There is likely a genetic component to motion sickness. According to the Genetics Home Reference Journal, motion sickness tends to cluster in families. If you have a parent or sibling who is highly susceptible to motion sickness, then you are more likely to have motion sickness as well compared to the general public.
Motion sickness can occur with any mode of travel: on a boat, plane, train, bus or car. The choices you make when traveling can help to lessen your chances of feeling ill, so it’s important to choose your seat wisely because where you sit matters.
Being able to predict the physical motion of the vehicle or actually being able to see outside of the vehicle in the direction of travel can often be helpful.
“The most common place to experience motion sickness in the car is in the back seat,” says Dr. Cherian. “The front seat of a car, the forward cars of a train, the upper deck on a boat or wing seats on a plane may give you a smoother ride.”
If possible, lean your head against the headrest to minimize movements and stand up if you feel queasy. It’s also important to avoid distractions like phones, tablets and books. Activities and the outside environment can make a difference.
“Motion sickness can be worsened by reading or using your smartphone or by being on a windy road,” says Dr. Cherian. “Try looking out into the distance, as this can help.”
Don’t forget to fill your belly with the right things before and during travel. In the hours before you travel, avoid alcohol and greasy foods but make sure to drink lots of water and get plenty of rest. While traveling, eat dry crackers and avoid cigarette smoke.

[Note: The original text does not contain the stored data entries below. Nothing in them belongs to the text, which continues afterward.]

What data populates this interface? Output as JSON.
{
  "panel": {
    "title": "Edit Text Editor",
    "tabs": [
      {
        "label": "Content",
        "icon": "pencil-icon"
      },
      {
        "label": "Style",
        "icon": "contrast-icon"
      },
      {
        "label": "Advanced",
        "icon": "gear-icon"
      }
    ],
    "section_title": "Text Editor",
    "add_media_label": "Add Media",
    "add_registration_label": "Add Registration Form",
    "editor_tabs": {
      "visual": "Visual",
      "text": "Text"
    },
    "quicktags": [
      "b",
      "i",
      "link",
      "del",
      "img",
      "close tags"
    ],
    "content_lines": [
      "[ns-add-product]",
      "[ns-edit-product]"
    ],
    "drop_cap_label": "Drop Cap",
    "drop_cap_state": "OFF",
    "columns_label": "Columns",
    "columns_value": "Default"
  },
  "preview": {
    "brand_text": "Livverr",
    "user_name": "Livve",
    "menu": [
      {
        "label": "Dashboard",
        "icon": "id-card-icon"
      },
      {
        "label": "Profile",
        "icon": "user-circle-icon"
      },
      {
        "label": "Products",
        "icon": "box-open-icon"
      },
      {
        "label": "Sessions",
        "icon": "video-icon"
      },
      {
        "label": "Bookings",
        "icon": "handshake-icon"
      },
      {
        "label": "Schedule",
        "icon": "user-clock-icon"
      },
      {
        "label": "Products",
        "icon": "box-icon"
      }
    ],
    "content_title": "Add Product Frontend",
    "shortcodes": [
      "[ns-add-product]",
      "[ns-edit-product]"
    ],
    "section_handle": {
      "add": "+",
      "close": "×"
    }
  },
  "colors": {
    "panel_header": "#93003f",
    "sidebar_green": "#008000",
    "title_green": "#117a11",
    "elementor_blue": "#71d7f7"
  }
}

If your child gets motion sickness, be sure to keep plastic bags handy in case they throw up. If they’re over 12 years old, have them ride in the front seat of the car. If they’re younger, have them sit in the middle seat so they can look forward toward the road.
If you suffer from motion sickness, head to your local drugstore and look for over-the-counter antihistamines that can both prevent and treat it. Some of the most common are meclizine (Antivert®, Bonine®), dimenhydrinate (Dramamine®) and diphenhydramine (Benadryl®).
Motion sickness bands and bracelets are also sold over the counter. If you’re looking to go with a non-pharmaceutical route, try using ginger or lavender aromatherapy or acupressure wristbands. However, check with your doctor before using natural remedies.
“The bands and bracelets are based on acupuncture or acupressure points,” says Dr. Cherian. “In some patients, they can be quite helpful. The benefit is that they are cheap because they’re less than $10 for the non-electric version. They also offer a drug-free option.”
People who have motion sickness are also more prone to migraine headaches. Both migraine and motion sickness sufferers tend to share the same symptoms of nausea, dizziness and headaches, according to a study done on the link between migraine and motion sickness.
“Getting optimal treatment for your migraine headaches can sometimes help with motion sickness,” says Dr. Cherian.
If you have severe motion sickness, prescription scopolamine pills or a skin patch are other options. Dr. Cherian recommends applying the patch to the skin behind the ear to help prevent motion sickness for up to three days.
“Motion sickness that starts later in life — after your 20s — may indicate some type of inner ear disorder,” says Dr. Cherian. “Or it could be the result of a pre-existing migraine condition. There are also times, though much less frequently, that it can indicate something more serious.”
Keep a tab on your symptoms. If you’re concerned or your symptoms are severe or bothersome, give your doctor a call.